When rumors surfaced of the GM change this past month, Friedman’s initial comments suggested that he had no intention of trying to outbid the Giants for Zaidi’s services or putting pressure on the general manager to stick around any longer than he was comfortable with. As Zaidi helps restructure the Giants’ impending rebuild, the Dodgers will apparently keep chugging along with Friedman and the rest of his staff until someone better (if there is, in fact, someone better) comes along.
Bob Nightengale of USA Today reports that the Cubs won’t deal Kyle Schwarber this winter, despite multiple inquires from teams around the league. Schwarber is approaching his first year of arbitration and will remain under team control for another three seasons before reaching free agency in 2022.
The decision comes on the heels of one of the strongest seasons of the 25-year-old outfielder’s short career. Over 137 games and 510 PA for the Cubs, he proved a passable defender in left field and batted .238/.356/.467 with 26 home runs, an .823 OPS, and 3.2 fWAR in 2018. He also led the National League in intentional walks, with 20, and bumped up his total walks from 59 in 2017 to 78.
Despite his marked improvements from previous years, Schwarber’s performance still left something to be desired — specifically against left-handed pitchers, who held the slugger to a paltry .224/.352/.303 with four extra-base hits across 91 PA. Still, it’s evident the Cubs feel Schwarber is capable of strengthening his splits in the years to come, and they might stand to get more value from him on the field than they would in a trade this offseason.

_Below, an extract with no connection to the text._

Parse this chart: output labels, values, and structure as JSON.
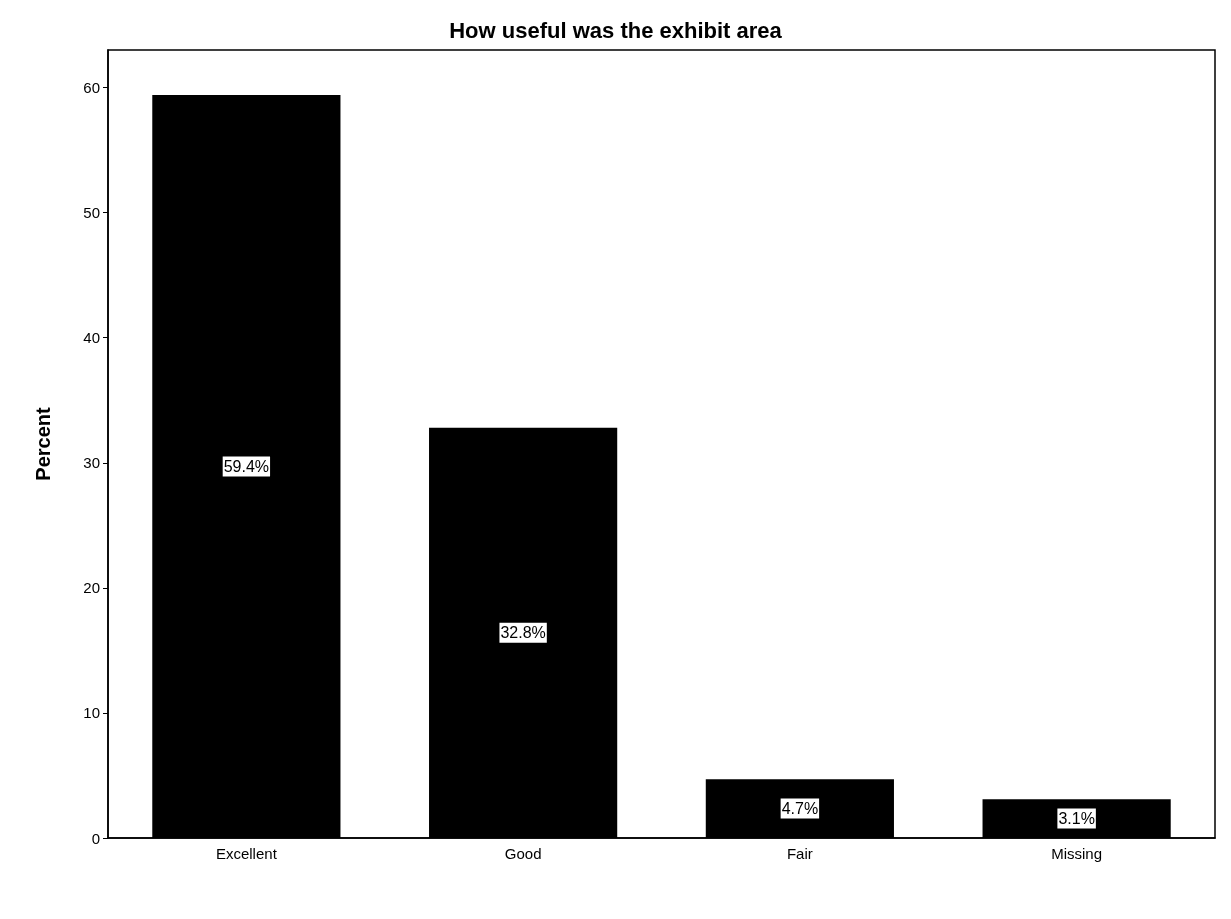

Of course, that’s not to say the Cubs intend to pass the Winter Meetings in total silence, especially as they’ll be seeking bullpen and catching depth in advance of their 2019 run at the division title. As club president Theo Epstein remarked last week, “We’re certainly open and active in trade talks with a lot of deals that usually don’t come to fruition. So, we may make some trades. We could make big ones that transform the roster. We may make smaller complementary ones. But there’s certain things we’d like to accomplish.”